Il a poursuivi en soulignant que le véritable sentiment d’appartenance découle des racines et des contributions à la société, déclarant.
« L’Espagne appartient à ceux qui l’aiment et travaillent pour elle. Pas à ceux qui la font honte avec des déclarations xénophobes. »
La réponse aux remarques de Rajoy a été rapide et virulente en France. Laurent Nuñez, le ministre français de l’Intérieur, a qualifié les commentaires de « complètement inacceptables », affirmant qu’ils contredisent les valeurs de diversité et d’inclusion que défend la France.
« Ce n’est absolument pas ce que représente la France », a remarqué Nuñez lors d’une interview avec BFMTV.
Olivier Faure, dirigeant du parti socialiste français, a souligné que l’équipe nationale française est composée uniquement de citoyens français, insistant sur le fait que la France n’est pas définie par l’ethnicité mais par son unité politique. Il a déclaré.
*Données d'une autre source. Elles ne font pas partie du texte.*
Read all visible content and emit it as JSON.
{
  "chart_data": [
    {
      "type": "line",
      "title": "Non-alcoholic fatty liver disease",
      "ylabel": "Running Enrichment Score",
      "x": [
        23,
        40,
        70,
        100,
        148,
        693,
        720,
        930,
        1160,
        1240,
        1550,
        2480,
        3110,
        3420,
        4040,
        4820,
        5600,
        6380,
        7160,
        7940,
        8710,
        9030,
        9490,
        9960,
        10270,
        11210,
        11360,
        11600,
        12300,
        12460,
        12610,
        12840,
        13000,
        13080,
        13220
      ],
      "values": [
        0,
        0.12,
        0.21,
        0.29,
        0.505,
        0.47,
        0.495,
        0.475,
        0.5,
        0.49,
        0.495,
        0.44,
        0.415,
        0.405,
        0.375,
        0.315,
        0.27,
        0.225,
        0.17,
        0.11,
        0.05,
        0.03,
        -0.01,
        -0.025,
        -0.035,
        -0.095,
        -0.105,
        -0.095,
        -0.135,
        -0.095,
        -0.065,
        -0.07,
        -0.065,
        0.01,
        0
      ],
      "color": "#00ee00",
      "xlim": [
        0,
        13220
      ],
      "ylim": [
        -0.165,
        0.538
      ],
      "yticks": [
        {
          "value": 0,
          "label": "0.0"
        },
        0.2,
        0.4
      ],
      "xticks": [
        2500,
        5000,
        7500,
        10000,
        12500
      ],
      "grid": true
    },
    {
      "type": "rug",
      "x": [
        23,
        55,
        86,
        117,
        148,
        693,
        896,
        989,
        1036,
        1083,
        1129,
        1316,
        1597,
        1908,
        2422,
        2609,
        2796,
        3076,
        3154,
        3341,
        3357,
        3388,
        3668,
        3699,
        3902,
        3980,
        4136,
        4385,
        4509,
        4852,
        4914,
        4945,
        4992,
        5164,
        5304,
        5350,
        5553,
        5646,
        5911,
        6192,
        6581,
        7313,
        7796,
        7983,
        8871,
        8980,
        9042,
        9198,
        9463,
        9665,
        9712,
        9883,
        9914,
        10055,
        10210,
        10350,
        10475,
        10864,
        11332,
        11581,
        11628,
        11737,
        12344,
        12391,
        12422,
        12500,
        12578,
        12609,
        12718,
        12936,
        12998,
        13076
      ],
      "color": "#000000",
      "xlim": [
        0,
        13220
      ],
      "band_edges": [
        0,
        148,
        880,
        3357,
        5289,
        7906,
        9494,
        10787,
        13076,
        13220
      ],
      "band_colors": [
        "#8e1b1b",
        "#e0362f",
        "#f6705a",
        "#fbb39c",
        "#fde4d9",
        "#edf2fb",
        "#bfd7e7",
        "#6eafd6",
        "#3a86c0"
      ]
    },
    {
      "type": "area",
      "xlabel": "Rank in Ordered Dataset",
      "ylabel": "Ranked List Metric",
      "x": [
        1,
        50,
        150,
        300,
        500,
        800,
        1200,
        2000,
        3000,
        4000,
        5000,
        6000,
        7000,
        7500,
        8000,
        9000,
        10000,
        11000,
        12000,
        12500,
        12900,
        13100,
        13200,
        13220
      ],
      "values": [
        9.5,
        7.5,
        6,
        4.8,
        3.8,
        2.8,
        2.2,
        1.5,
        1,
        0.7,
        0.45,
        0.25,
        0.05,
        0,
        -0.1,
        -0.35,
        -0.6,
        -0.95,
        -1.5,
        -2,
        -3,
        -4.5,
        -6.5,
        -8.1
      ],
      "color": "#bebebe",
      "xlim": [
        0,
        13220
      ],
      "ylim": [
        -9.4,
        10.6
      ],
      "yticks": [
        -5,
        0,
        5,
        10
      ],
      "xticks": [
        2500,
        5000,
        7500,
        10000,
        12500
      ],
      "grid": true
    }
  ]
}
« La France n’est pas une nation ethnique ; elle n’a pas de couleur de peau ni de religion. C’est une nation politique unie autour de la devise républicaine – au grand dam de la droite raciste. »
Fabien Roussel, leader du parti communiste français, a condamné les remarques de Rajoy, les comparant à la récente tirade raciste du sénateur Celeste Amarilla, qui avait fait des remarques désobligeantes à l’égard de Mbappé. Roussel a remarqué.
« Ils ne peuvent s’empêcher de déverser un racisme ignoble dans le but d’irriter notre belle équipe française. »
D’autres ont exprimé des sentiments similaires, suggérant que ce type de rhétorique raciste refait surface chaque fois que l’équipe française connaît du succès. Naïma Moutchou, ministre française des territoires d’outre-mer, a mis en évidence une tendance inquiétante, déclarant.
« Ce ne sont pas juste des ‘lapsus’. C’est une haine méthodique et normalisée de la France et de ce qu’elle représente. »
Moutchou a exhorté la fédération française de football à explorer toutes les options légales en réponse à ces commentaires désobligeants, soulignant la nécessité de rendre des comptes.
En conclusion, Sánchez a adressé un message conciliant, écrivant.
« France, nous te verrons en demi-finale. Que la meilleure équipe gagne et que le racisme perde. »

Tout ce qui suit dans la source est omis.